DEC_Hi
guys, pernah nga temen-temen ngebayangin sesuatu dan temen-temen coba wujudkan
ulang dalam sebuah bidang datar dengan pensil, menggambar maksudnya. Mungkin
sebagian temen-temen nganggap bahwa menggambar itu hanya membuang-buang waktu
atau itu hanya dilakukan oleh anak-anak saja. Bahkan mungkin ada yang
mengganggap bahwa itu hanya kerjaan iseng yang engga jelas.
Ternyata
guys, tes menggambar yang biasanya dilakukan guna mengetahui kepribadian
manusia, juga bisa digunakan sebagai bahan penelitian untuk memprediksi risiko
kematian pasien stroke loh.
Nga percaya?
Sebuah tim riset dari Swedia
mencari suatu cara yang dapat diandalkan untuk mengetahui risiko kematian
pasien stroke. Penelitiannya menemukan bahwa sebuah tes menggambar sederhana
ternyata bisa dijadikan cara yang tepat. Tim riset yang dibawahi oleh Dr
Bernice Wiberg dari University di Swedia, mengambil data peserta dalam
penelitiannya dan dikumpulkan dari study of adult men yang melacak berbagai
penyakit jantung dan faktor risiko stroke pada 2.322 orang sejak usia 50 tahun.
Para
peneliti ini memantau langsung lebih dari 900 orang peserta dari tahun
1991-2006. Pemantauan dimulai ketika para peserta berusia sekitar 70 tahun.
Pada awal penelitian, tak satupun peserta yang didiagnosa mengalami stroke.
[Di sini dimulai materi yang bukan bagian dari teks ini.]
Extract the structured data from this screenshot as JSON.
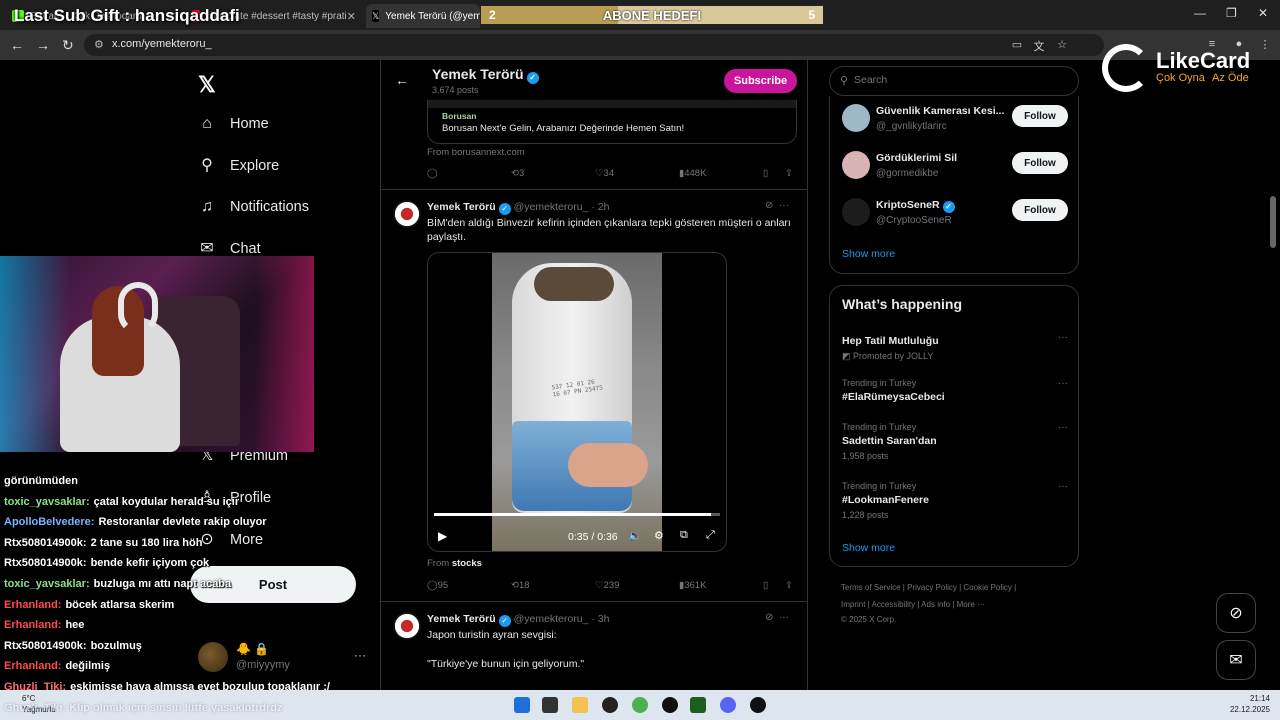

Para peserta mendapat pemeriksaan medis lengkap dan juga menjalani evakuasi
fungsi kognitif. Kesemuanya menyelesaikan tes menggambar yang disebut Trail
Making Test (TMT) serta mini mental state exam (MMSE) yang banyak digunakan
untuk mendeteksi demensia.
Dalam
TMT ini, peserta dimintanmenggambar garis secepat mungkin antara angka atau
huruf dalam urutan. Skor tertinggi yang diberikan adalah jumlah waktu dalam
hitungan detik yang diperlukan untuk menyelesaikan tugas. Kemampuan umum yang
ingin diketahui dari MMSE adalah fungsi kongitif umum seperti orientasi, memori
dan berhitung.
Selama
masa penelitian 14 tahun, 115 orang peserta mengalami stroke. Lebih dari
separuh diantaranya meninggal dalam kurung waktu 2,5 tahun dan 22 orang
meninggal dalam waktu sebulan setelah terkena stroke. Para peneliti menemukan
bahwa peserta mendapat skor lebih besar kemungkinannya untuk mati.
Peserta
dengan skor TMT yang nilainya 30% paling rendah memiliki keminugkinan meninggal
setelah stroke 3 kali lebih besar disbanding yang skor tesnya 30% paling bagus.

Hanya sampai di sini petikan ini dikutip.